LiteLLM is an open-source AI gateway and Python SDK designed to simplify and unify access to over 100 large language model (LLM) APIs. Its primary purpose is to provide developers and enterprises with a single, consistent interface for interacting with a wide array of LLM providers—including OpenAI, Anthropic, Google Gemini, AWS Bedrock, Azure, Vertex AI, Cohere, HuggingFace, Sagemaker, VLLM, NVIDIA NIM, and many others—using the familiar OpenAI API format. This approach eliminates the complexity of managing different SDKs, authentication patterns, request formats, and error handling for each provider.
LiteLLM can be used in two main ways: as a Python SDK for direct integration into applications, or as a self-hosted proxy server (AI Gateway) that centralizes LLM access for teams and organizations. The proxy server acts as a drop-in replacement for the OpenAI API, allowing users to switch between providers without rewriting their code. This flexibility is particularly valuable for organizations seeking to optimize costs, performance, or compliance by leveraging multiple LLMs.
Key features of LiteLLM include unified API endpoints for chat completions, embeddings, image generation, audio transcription, batch processing, reranking, and more. The gateway supports advanced production-ready capabilities such as virtual API keys, spend tracking, guardrails for safety and compliance, load balancing across providers, and an admin dashboard for monitoring and management. LiteLLM is engineered for high performance, with benchmarks showing 8ms P95 latency at 1,000 requests per second, making it suitable for demanding enterprise workloads.

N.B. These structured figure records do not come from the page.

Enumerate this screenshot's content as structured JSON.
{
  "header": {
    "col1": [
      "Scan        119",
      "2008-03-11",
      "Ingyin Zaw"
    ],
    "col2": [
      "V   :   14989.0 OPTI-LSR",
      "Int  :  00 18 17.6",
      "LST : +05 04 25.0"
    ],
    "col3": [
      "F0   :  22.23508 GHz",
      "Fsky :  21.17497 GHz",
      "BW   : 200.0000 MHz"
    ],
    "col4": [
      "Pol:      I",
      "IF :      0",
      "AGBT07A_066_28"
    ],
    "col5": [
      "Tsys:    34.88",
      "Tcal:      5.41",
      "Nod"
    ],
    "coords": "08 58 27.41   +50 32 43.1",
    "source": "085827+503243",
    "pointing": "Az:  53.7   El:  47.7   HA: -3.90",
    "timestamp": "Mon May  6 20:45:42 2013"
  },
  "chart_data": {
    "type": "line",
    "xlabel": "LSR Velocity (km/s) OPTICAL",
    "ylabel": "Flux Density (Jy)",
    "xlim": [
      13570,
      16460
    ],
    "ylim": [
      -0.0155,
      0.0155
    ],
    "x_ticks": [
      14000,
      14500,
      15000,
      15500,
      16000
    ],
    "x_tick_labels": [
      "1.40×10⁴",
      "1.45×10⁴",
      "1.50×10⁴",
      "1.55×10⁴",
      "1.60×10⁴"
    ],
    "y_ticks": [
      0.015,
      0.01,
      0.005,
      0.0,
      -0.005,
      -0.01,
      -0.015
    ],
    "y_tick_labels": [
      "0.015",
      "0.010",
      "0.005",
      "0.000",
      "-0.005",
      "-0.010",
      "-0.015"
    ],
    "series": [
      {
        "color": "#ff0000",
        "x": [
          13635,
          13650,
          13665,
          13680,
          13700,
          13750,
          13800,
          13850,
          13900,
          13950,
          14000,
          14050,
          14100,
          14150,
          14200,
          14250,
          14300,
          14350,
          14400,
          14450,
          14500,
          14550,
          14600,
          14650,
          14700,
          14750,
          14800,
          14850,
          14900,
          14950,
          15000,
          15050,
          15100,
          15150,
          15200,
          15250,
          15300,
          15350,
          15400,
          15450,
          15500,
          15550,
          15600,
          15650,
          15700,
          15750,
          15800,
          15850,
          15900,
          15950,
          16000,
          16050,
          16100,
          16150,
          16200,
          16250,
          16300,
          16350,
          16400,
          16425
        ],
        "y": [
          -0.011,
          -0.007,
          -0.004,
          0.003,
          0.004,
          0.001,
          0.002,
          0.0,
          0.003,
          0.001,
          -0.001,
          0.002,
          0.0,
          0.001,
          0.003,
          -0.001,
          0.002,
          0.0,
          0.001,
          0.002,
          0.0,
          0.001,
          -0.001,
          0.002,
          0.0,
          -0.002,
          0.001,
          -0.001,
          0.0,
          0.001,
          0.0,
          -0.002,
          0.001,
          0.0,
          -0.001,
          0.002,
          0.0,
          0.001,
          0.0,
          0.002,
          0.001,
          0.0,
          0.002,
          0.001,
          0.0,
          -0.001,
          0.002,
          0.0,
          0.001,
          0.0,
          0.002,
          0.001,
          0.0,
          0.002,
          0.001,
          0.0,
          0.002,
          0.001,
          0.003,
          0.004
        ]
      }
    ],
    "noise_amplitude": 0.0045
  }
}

Beyond basic LLM access, LiteLLM offers support for agent-based workflows via its A2A protocol, enabling invocation of agents from providers like LangGraph, Vertex AI Agent Engine, Azure AI Foundry, Bedrock AgentCore, and Pydantic AI. This allows developers to build more complex, multi-step AI applications. The repository also includes MCP (Model Control Protocol) tools, which facilitate integration with MCP servers and enable advanced tool usage in OpenAI format, further expanding the versatility of the platform.
LiteLLM’s compatibility extends to a wide range of endpoints and providers, as detailed in its documentation and supported models list. The project is actively adopted by major organizations such as Stripe, Netflix, Google, and others, demonstrating its reliability and scalability in real-world production environments. Deployment is streamlined with support for platforms like Render and Railway, and the project offers extensive documentation, community support via Discord and Slack, and an enterprise tier for organizations with advanced needs.
In summary, LiteLLM is a robust, enterprise-ready solution for managing LLM access across multiple providers. It abstracts away the complexities of provider-specific APIs, offers high performance and scalability, and provides essential features for cost control, security, and operational management. Whether used as a Python SDK or a centralized proxy server, LiteLLM empowers developers and organizations to build, deploy, and manage AI applications efficiently and flexibly, making it a valuable tool in the rapidly evolving landscape of generative AI.